Catégorie

lundi 7 juin 2010

Des planètes tournant à l'envers interrogent les chercheurs

L'observation du ciel offre parfois des surprises. Il y a deux mois, la découverte de six nouvelles planètes hors du système solaire (des exoplanètes) tournant autour de leur étoile dans le sens inverse à l'accoutumée, a donné le mal de tête à bon nombre d'astronomes, en contredisant ce qu'ils savaient de leur formation. « Les observations que nous avons faites ont réellement défié la pensée conventionnelle», explique Andrew Cameron, qui a dirigé la campagne de mesures à l'origine de la découverte grâce au spectrographe Harps de l'Agence spatiale européenne, installé à l'observatoire de La Silla au Chili.
Selon les lois de la physique, les planètes n'ont en effet aucune raison de ne pas suivre le sens de rotation de leur étoile.

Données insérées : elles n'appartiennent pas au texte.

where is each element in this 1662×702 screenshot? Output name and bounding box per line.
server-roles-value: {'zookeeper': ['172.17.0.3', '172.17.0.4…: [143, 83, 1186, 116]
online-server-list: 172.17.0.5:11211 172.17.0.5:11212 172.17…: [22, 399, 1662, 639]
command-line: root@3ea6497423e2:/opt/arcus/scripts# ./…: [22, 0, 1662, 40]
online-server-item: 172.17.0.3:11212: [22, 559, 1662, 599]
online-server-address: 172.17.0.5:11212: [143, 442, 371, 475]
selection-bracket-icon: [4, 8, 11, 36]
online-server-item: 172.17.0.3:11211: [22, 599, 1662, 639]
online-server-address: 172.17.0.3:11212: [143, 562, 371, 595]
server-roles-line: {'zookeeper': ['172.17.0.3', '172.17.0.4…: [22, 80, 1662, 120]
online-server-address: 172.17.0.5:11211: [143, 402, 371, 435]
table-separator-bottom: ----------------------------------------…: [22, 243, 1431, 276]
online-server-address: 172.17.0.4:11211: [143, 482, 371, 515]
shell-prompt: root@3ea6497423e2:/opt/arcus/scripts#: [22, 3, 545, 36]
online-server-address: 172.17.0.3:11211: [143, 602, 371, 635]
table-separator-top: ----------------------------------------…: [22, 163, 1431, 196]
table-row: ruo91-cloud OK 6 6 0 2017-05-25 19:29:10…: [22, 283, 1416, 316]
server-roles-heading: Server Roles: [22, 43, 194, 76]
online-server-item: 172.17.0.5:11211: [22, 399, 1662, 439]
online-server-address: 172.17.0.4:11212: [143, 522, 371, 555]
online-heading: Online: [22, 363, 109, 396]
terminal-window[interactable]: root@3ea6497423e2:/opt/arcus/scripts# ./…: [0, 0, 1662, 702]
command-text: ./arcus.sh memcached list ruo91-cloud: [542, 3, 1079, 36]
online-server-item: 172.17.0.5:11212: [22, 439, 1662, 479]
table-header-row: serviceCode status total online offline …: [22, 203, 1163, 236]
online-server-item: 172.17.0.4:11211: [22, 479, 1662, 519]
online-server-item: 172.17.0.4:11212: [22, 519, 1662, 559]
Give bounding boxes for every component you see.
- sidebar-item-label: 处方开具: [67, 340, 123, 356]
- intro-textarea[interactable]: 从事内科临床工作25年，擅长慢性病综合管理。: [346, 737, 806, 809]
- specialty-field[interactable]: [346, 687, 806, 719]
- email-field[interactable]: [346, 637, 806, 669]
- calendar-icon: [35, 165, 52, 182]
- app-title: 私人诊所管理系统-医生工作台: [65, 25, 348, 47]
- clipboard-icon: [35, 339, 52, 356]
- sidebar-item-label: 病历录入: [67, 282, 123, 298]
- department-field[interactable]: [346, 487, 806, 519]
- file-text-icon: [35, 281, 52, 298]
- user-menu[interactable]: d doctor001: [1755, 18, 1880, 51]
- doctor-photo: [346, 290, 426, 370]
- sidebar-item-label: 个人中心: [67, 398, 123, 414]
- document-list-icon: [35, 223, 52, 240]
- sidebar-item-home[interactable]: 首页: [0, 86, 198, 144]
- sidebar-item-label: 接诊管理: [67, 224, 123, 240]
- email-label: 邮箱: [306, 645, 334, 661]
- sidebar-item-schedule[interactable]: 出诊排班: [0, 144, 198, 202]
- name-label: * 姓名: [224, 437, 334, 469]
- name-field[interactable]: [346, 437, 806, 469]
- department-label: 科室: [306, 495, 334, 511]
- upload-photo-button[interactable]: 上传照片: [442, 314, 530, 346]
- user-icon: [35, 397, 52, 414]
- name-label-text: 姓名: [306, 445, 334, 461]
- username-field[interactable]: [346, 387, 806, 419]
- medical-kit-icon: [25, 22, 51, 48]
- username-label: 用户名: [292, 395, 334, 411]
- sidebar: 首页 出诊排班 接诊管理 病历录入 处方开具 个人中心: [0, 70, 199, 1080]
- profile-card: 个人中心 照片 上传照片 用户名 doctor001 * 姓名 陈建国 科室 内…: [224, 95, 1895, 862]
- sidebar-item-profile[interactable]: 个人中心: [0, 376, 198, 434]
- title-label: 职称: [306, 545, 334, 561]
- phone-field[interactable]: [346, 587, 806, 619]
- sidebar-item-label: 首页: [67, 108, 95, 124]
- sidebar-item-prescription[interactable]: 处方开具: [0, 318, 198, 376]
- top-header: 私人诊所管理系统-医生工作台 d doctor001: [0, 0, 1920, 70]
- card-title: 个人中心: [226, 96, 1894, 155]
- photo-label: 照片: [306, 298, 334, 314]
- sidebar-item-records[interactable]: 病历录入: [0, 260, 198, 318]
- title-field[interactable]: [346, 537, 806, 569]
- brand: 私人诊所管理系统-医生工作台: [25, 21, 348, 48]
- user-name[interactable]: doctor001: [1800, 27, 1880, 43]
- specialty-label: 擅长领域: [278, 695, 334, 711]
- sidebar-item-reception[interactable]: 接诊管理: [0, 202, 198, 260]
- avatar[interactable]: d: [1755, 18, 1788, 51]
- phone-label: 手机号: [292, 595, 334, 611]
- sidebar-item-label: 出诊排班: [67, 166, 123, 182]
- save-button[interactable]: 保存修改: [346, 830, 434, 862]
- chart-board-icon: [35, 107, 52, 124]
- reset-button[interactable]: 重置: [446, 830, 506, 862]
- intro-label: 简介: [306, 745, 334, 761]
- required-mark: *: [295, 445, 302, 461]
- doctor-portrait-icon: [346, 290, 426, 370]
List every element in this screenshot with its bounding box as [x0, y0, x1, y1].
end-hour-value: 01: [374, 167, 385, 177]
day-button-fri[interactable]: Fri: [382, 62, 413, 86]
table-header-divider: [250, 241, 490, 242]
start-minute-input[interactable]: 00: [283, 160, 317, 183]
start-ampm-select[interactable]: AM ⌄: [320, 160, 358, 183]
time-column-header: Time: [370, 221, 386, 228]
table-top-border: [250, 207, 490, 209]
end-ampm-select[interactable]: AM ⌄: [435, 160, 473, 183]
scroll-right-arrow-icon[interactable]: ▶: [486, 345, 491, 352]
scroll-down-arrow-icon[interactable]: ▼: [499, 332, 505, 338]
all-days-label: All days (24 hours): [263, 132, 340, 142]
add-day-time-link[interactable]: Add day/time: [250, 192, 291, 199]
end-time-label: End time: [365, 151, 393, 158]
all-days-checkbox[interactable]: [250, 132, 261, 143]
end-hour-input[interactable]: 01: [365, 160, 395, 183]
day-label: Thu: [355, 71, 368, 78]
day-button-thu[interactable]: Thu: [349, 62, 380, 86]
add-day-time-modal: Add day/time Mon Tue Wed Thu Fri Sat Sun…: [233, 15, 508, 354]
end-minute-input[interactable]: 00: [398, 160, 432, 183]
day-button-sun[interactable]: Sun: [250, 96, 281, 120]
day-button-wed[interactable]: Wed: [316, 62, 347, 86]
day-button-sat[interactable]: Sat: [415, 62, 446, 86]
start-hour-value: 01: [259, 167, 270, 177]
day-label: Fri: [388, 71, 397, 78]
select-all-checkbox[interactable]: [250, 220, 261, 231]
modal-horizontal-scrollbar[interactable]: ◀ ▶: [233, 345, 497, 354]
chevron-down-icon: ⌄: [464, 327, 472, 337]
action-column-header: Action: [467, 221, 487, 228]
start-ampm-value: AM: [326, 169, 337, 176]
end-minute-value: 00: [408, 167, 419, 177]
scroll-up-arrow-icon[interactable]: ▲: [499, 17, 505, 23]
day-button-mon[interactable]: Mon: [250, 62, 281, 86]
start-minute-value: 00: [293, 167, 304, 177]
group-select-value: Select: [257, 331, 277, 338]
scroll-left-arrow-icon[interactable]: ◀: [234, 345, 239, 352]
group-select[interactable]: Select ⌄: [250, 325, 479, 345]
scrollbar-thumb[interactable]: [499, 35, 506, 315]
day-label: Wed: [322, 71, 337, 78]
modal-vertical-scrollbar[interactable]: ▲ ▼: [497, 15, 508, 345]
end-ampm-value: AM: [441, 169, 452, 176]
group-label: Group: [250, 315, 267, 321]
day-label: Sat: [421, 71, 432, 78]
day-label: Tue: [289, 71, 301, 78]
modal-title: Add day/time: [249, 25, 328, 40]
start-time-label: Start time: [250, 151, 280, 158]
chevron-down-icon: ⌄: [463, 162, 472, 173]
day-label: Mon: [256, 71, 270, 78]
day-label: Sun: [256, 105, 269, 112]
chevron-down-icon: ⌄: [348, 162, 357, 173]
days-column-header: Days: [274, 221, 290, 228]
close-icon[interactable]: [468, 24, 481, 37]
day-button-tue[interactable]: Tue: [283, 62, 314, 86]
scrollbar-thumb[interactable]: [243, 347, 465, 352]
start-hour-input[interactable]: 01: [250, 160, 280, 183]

Une bonne raison à cela : elles en sont issues. Elles se forment dans le nuage de poussières et de gaz riches en éléments lourds qui gravitent autour du noyau solaire, s'agglomèrent, s'entrechoquent en orbites circulaires, pendant des millions d'années, dans le même sens, jusqu'à former un système solaire comme le nôtre.
Or, le 13 avril dernier, les mesures de l'équipe helvético-britannique ont littéralement balayées ces certitudes. « Nous lançons une véritable bombe dans le champ des exoplanètes », avait même déclaré le codécouvreur suisse des planètes excentriques Amaury Triaud dans un communiqué de l'Agence spatiale européenne spéculant sur « le retournement des théories de la formation planétaires ».
Nouvelles hypothèses
En étudiant précisément les 454 exoplanètes connues, l'équipe a en effet constaté que les orbites de plus de la moitié d'entre elles n'étaient pas alignées avec l'axe de rotation de leurs étoiles, et que six parmi les neuf dernières planètes découvertes hors de notre système solaire avaient même un mouvement inverse. « L'une tourne carrément sur un axe perpendiculaire à l'étoile, s'étonne Claire Moutou, l'une des spécialistes françaises des exoplanètes installée au Laboratoire d'astronomie de Marseille. Dès le lendemain de l'annonce des résultats, les théoriciens ont passé en revue les modèles et remis de vieilles hypothèses au goût du jour. »
Leur objectif : trouver une explication acceptable des lois connues de la physique, au risque sinon d'avoir à remettre en cause des équations aussi fondamentales que la conservation du mouvement angulaire.
Quantités de nouvelles hypothèses ont donc été émises ces deux derniers mois. On a d'abord pensé à des perturbations héritées d'un lent processus d'évolution opposant des forces gravitationnelles qui finiraient par propulser une planète géante sur une orbite allongée et inclinée. Elle subirait alors ce que les astronomes appellent les « effets de marées », perdant de l'énergie à chaque fois qu'elle s'approche de son étoile pour finalement se retrouver, plusieurs millions d'années plus tard, sur une orbite proche de son étoile et pratiquement circulaire avec une inclinaison aléatoire. « Difficile de croire que ce phénomène puisse se répéter à la fréquence élevée que supposent le nombre d'observations », critique Claire Moutou.
En revanche, les astrophysiciens savent de façon certaine que plus de la moitié des étoiles vivent en binôme, ce qui pourrait être probablement le cas des systèmes excentriques qui ont été découverts. « La présence d'une seconde masse gravitationnelle importante dans le périmètre de l'étoile principale peut expliquer des perturbations sur l'orbite des planètes du système », avance Claire Moutou.
Cette explication a un avantage : elle permet de valider une théorie émise en 1962 par l'astronome Yoshihide Kozai. Le mécanisme qu'il décrit émet l'hypothèse que l'influence d'un corps céleste peut être telle qu'elle provoque un effet de résonance capable de modifier l'ellipse et l'inclinaison de l'orbite. Cette influence expliquerait par exemple comment certaines comètes peuvent être délogées de leur orbite solaire par un événement gravitationnel tel qu'un alignement planétaire.
Reste à prouver que cette intuition explique aussi l'influence croisée des étoiles binaires. Statistiquement, un quart des étoiles dans le ciel seraient effectivement doubles. Pour s'en assurer, il faudra attendre des optiques suffisamment puissantes pour distinguer dans le cosmos deux points lumineux proches confondus dans l'éclat de leur lumière.